Ratskeller isn’t just famous for its great food but also its quirky setting; located in the basement of the city’s new town hall (Neues Rathaus).
The 19th century murals, imposing stone columns and stained glass, created the perfect atmosphere to accompany my meal.
I decided my first meal had to be as German as possible, so ordered the Grillwürstl Schmankerl. This turned out to be what was essentially a plate filled with a range of Bavarian speciality sausages, mashed potato and sauerkraut, all I can say is; I wasn’t disappointed.
Ratskeller was a highlight for me and is a must for any food fan visiting Munich.
It was so good, I even went back…
Hofbräuhaus am Platzl
If you’re only going to visit one beer hall in Munich, then make it this one.
Even though it’s essentially just a beer hall, the Hofbräuhaus is one of Munich’s most popular tourist attractions, and it’s easy to see why.
When I first entered Hofbräuhaus, it came across as a little bit commercialised, but I soon found that wasn’t the case (apart from the gift shop obviously). Thankfully, the hall has kept all of it traditional features, from the Oompah band and communal benches, to the giant pretzels (which are amazing).

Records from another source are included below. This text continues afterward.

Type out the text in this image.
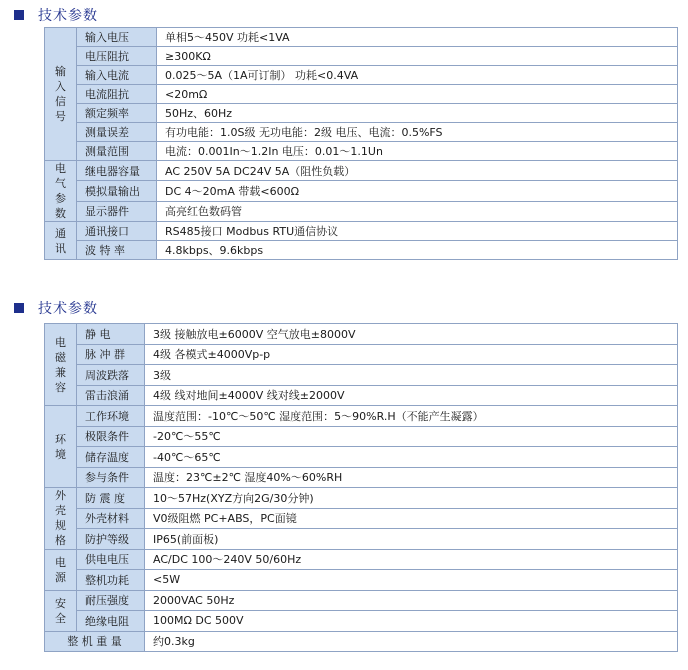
技术参数
输入信号	输入电压	单相5～450V 功耗<1VA
	电压阻抗	≥300KΩ
	输入电流	0.025～5A（1A可订制） 功耗<0.4VA
	电流阻抗	<20mΩ
	额定频率	50Hz、60Hz
	测量误差	有功电能：1.0S级 无功电能：2级 电压、电流：0.5%FS
	测量范围	电流：0.001In～1.2In 电压：0.01～1.1Un
电气参数	继电器容量	AC 250V 5A DC24V 5A（阻性负载）
	模拟量输出	DC 4～20mA 带载<600Ω
	显示器件	高亮红色数码管
通讯	通讯接口	RS485接口 Modbus RTU通信协议
	波 特 率	4.8kbps、9.6kbps
技术参数
电磁兼容	静 电	3级 接触放电±6000V 空气放电±8000V
	脉 冲 群	4级 各模式±4000Vp-p
	周波跌落	3级
	雷击浪涌	4级 线对地间±4000V 线对线±2000V
环境	工作环境	温度范围：-10℃～50℃ 湿度范围：5～90%R.H（不能产生凝露）
	极限条件	-20℃～55℃
	储存温度	-40℃～65℃
	参与条件	温度：23℃±2℃ 湿度40%～60%RH
外壳规格	防 震 度	10～57Hz(XYZ方向2G/30分钟)
	外壳材料	V0级阻燃 PC+ABS，PC面镜
	防护等级	IP65(前面板)
电源	供电电压	AC/DC 100～240V 50/60Hz
	整机功耗	<5W
安全	耐压强度	2000VAC 50Hz
	绝缘电阻	100MΩ DC 500V
整 机 重 量		约0.3kg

I’m not usually a fan of dark beers, but Hofbräuhaus’ home brewed Dunkelbier was one of the best beers I sampled in Munich; in fact all of their home brews were so good I ended up having way too many of each most days.
This was one of the few places that did feel a little less traditional than all the other places I visited but that didn’t take anything away from the food. As in Ratskeller, I again opted for the German sausage plate (surprise!).
I wasn’t feeling too great before ordering if I’m honest, as it had been quite a long day of too much sun and possibly (definitely) too much alcohol. The food here though didn’t let me down and I definitely recommend a visit!
I have to be honest though, the food here didn’t live up to what I experienced at Ratskeller, but definitely makes the list as one of the best meals I had in Munich!
I visited Schneider Bräuhaus just before leaving Munich on the back of a recommendation from a local tour guide; they claimed this place was where the best wheat beer in Munich could be found.
Schneider Bräuhaus was definitely traditional German dining at its best with no pretence. The restaurant is full of dark wood tables and benches long enough to fit about 10 people.
Over the previous four days, having eaten sausage with almost every meal , I decided to opt for something different, so went with the roast pork and potato dumplings instead.
The tour guide’s recommendation couldn’t have been more accurate, this place really did serve great wheat beer, and not forgetting the food too!
In my opinion, this place and Ratskeller were definitely my favourite food spots in Munich.